Meditation ist eine der besten Möglichkeiten Stress zu vermeiden. Der Geist lernt mit stressigen Situation besser umzugehen. Dabei hat Meditation nichts mit esoterischen und religiösen Inhalten zu tun. Autoren wie Jon Kabat-Zinn verbreiten eine sehr weltliche Sicht der Meditation. In den USA gibt es Streßkliniken, die nur auf der Basis der Meditation vielen Menschen mit Streß- und Gesundheitsproblemen helfen. Viele Informationen rund um die Meditation findet man unter www.meditationschool.eu. Dort findet man im übrigen auch diverse Meditationsübungen. Grüße Felix

Natürlich geht das. Du kannst aber auch noch mehr Stress bekommen, wenn du meinst du müsstest ein bestimmtes Pensum absolvieren. Meditieren heißt einfach lernen, das sein zu lassen, was dein Kopf dauernd so an Anspruch an dich hat.
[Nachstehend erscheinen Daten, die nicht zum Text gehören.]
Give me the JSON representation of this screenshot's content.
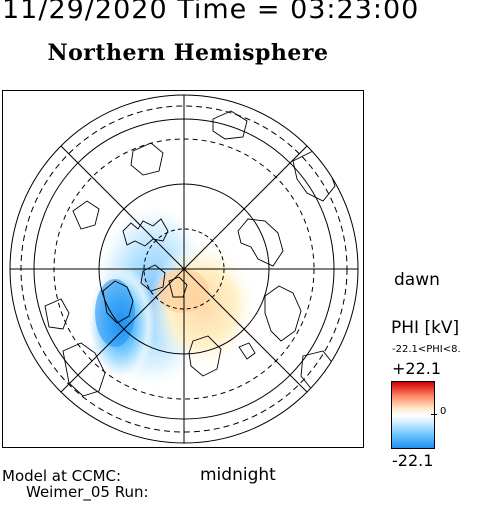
{
  "header": {
    "datetime_text": "11/29/2020 Time = 03:23:00"
  },
  "map": {
    "title": "Northern Hemisphere",
    "dawn_label": "dawn",
    "midnight_label": "midnight",
    "model_line1": "Model at CCMC:",
    "model_line2": "Weimer_05 Run:"
  },
  "colorbar": {
    "title": "PHI [kV]",
    "range_text": "-22.1<PHI<8.",
    "max_label": "+22.1",
    "min_label": "-22.1",
    "zero_label": "0",
    "colors": [
      "#d40000",
      "#ff8a6a",
      "#ffffff",
      "#6cc6ff",
      "#1f8ff2"
    ]
  }
}
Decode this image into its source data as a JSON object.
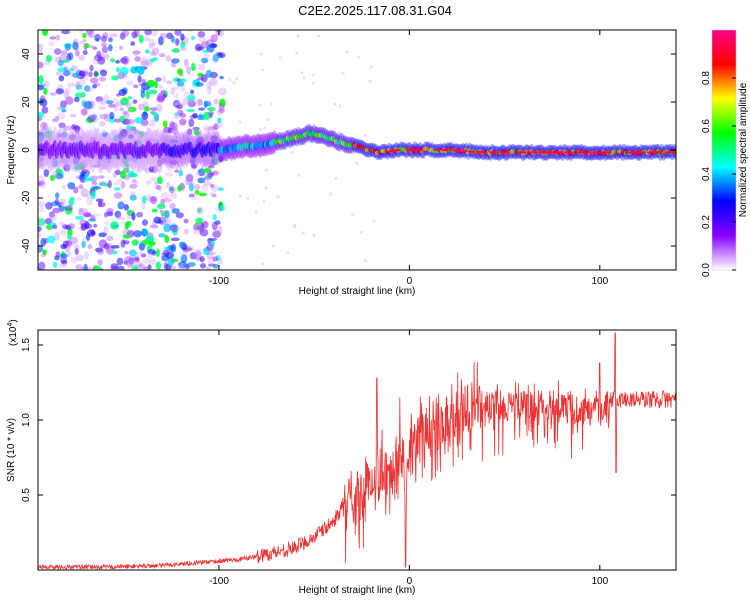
{
  "title": "C2E2.2025.117.08.31.G04",
  "chart_data": [
    {
      "type": "heatmap",
      "panel": "spectrogram",
      "xlabel": "Height of straight line (km)",
      "ylabel": "Frequency (Hz)",
      "xlim": [
        -195,
        140
      ],
      "ylim": [
        -50,
        50
      ],
      "x_ticks": [
        -100,
        0,
        100
      ],
      "x_tick_labels": [
        "-100",
        "0",
        "100"
      ],
      "y_ticks": [
        -40,
        -20,
        0,
        20,
        40
      ],
      "y_tick_labels": [
        "-40",
        "-20",
        "0",
        "20",
        "40"
      ],
      "colorbar": {
        "label": "Normalized spectral amplitude",
        "range": [
          0,
          1
        ],
        "ticks": [
          0.0,
          0.2,
          0.4,
          0.6,
          0.8
        ],
        "tick_labels": [
          "0.0",
          "0.2",
          "0.4",
          "0.6",
          "0.8"
        ],
        "colors": [
          "#ffffff",
          "#8800ff",
          "#0000ff",
          "#00ffff",
          "#00ff00",
          "#ffff00",
          "#ff0000",
          "#ff0088"
        ]
      },
      "ridge": {
        "description_x": [
          -195,
          -130,
          -100,
          -80,
          -65,
          -52,
          -45,
          -35,
          -25,
          -15,
          -5,
          0,
          10,
          20,
          40,
          60,
          80,
          100,
          120,
          140
        ],
        "frequency_hz": [
          0,
          0,
          0,
          2,
          4,
          7,
          6,
          3,
          1,
          -1,
          0,
          0,
          0,
          0,
          -1,
          -1,
          -1,
          -1,
          -1,
          -1
        ]
      }
    },
    {
      "type": "line",
      "panel": "snr",
      "xlabel": "Height of straight line (km)",
      "ylabel": "SNR (10 * v/v)",
      "scale_label_prefix": "(x10",
      "scale_label_exp": "4",
      "scale_label_suffix": ")",
      "xlim": [
        -195,
        140
      ],
      "ylim": [
        0,
        1.6
      ],
      "x_ticks": [
        -100,
        0,
        100
      ],
      "x_tick_labels": [
        "-100",
        "0",
        "100"
      ],
      "y_ticks": [
        0.5,
        1.0,
        1.5
      ],
      "y_tick_labels": [
        "0.5",
        "1.0",
        "1.5"
      ],
      "series": [
        {
          "name": "SNR",
          "color": "#ee3333",
          "x": [
            -195,
            -160,
            -130,
            -110,
            -90,
            -80,
            -70,
            -60,
            -50,
            -40,
            -35,
            -30,
            -25,
            -20,
            -15,
            -10,
            -5,
            0,
            5,
            10,
            20,
            30,
            40,
            50,
            60,
            70,
            80,
            90,
            95,
            100,
            105,
            108,
            110,
            115,
            120,
            130,
            140
          ],
          "y": [
            0.02,
            0.02,
            0.03,
            0.05,
            0.07,
            0.09,
            0.12,
            0.15,
            0.22,
            0.32,
            0.42,
            0.5,
            0.55,
            0.62,
            0.68,
            0.72,
            0.78,
            0.82,
            0.9,
            0.98,
            1.05,
            1.1,
            1.13,
            1.15,
            1.15,
            1.15,
            1.14,
            1.12,
            1.1,
            1.1,
            1.15,
            1.15,
            1.15,
            1.15,
            1.15,
            1.15,
            1.15
          ],
          "peaks": [
            {
              "x": -17,
              "y": 1.28
            },
            {
              "x": -5,
              "y": 1.15
            },
            {
              "x": -2,
              "y": 0.02
            },
            {
              "x": 100,
              "y": 1.38
            },
            {
              "x": 108,
              "y": 1.58
            },
            {
              "x": 108.5,
              "y": 0.65
            }
          ]
        }
      ]
    }
  ]
}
Ja, Meditation ist gut, wenn man Streß hat. Und auch sonst. Aber man sollte es regelmäßig machen (einmal die Woche oder so), dann merkt man selber deutlich, das man ausgeglichener und geduldiger wird. im Normalfall jedenfalls. Gegen Streß hilft auch Schlafentzug. Wenn dich mal wieder alles ankotzt, einfach mal ne Nacht durchmachen, das hat mir wirklich geholfen.

Mit Yoga in Verbindung mit kurzen Meditationen ist es mir gelungen. Du bist ausgeglichener und bewältigst stressige Situationen einfacher. Vorausgesetzt du kannst dich darauf einlassen. Nur da sitzen und warten hilft nicht.

Ja. Mittlerweile über zehn Jahre Übung.

Der Dalai Lama sagt von sich selber, er wäre ohne die tägliche Meditation launisch und jähzornig (was ich persönlich mir nur schwer vorstellen kann). Aber es hat schon diese Wirkung.

Es gibt ganz verschiedene Formen der Meditation. Wenn Dir eine Methode nicht zusagt, probier die nächste.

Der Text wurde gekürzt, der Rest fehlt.